The Biden administration sought to ramp up offshore wind as a climate change solution. Trump began reversing U.S. energy policies his first day in office with executive orders aimed at boosting oil, gas and coal. Globally the offshore wind market is growing, with China leading the world in new installations.

The Trump administration halted construction on five major East Coast offshore wind projects days before Christmas, citing national security concerns. Developers and states sued, and federal judges allowed all five to resume construction, essentially concluding that the government did not show the risk was so imminent that construction must halt.

On Monday, one of the wind farms targeted by the administration, Coastal Virginia Offshore Wind, started delivering power to the grid for Virginia. The developer, Dominion Energy, announced the milestone.

Environmental groups criticized the TotalEnergies settlement. The Natural Resources Defense Council said it's reckless to halt projects designed to bring energy costs down.
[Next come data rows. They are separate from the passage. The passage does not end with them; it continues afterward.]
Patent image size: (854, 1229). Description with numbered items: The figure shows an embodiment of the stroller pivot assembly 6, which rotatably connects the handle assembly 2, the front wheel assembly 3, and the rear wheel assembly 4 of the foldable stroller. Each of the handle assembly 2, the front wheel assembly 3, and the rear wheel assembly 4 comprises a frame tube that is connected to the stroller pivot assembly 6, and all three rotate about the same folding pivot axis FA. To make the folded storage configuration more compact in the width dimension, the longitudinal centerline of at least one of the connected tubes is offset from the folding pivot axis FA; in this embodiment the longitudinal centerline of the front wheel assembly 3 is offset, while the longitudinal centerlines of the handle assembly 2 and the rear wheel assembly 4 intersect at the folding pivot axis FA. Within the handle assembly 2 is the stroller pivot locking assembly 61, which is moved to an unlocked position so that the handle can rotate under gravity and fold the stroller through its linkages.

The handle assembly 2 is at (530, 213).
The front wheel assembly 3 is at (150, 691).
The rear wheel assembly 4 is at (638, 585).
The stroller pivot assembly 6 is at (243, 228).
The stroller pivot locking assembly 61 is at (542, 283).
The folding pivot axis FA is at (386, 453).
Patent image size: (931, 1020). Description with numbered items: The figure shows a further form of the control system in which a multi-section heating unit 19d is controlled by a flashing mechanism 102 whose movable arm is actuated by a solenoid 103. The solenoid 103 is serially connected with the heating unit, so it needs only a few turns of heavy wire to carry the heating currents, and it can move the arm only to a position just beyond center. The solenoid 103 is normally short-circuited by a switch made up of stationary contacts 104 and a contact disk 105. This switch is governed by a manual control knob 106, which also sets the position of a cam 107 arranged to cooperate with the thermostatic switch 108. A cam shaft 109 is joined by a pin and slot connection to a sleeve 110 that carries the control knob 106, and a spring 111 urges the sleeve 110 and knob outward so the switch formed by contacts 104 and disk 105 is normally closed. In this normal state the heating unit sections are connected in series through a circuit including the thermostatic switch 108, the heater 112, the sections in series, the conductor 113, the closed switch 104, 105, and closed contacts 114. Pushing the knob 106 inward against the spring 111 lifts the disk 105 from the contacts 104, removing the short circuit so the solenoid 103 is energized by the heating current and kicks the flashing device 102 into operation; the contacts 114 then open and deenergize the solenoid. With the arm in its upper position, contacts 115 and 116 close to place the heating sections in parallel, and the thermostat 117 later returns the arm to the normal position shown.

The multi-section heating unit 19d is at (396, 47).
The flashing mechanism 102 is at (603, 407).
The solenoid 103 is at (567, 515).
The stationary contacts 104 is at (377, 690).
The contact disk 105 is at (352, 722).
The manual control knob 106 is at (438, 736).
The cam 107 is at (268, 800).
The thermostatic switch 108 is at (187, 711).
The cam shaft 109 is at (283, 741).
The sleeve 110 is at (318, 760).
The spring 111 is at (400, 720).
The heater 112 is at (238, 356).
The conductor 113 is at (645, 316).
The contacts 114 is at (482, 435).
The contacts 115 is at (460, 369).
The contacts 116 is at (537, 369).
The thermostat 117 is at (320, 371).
Ted Kelly, clean energy director at the Environmental Defense Fund, said the proposed deals "are an outrageous misuse of taxpayer dollars to prevent Americans from having clean, affordable power exactly when they need it most."

TotalEnergies purchased a lease for its Carolina Long Bay project in 2022 for about $133,000. It aimed to generate more than 1 gigawatt there, enough to power about 300,000 homes. It purchased the lease off New York and New Jersey, also in 2022, for $795,000. This was planned as a larger project, with the potential to generate 3 gigawatts of clean energy to power nearly one million homes.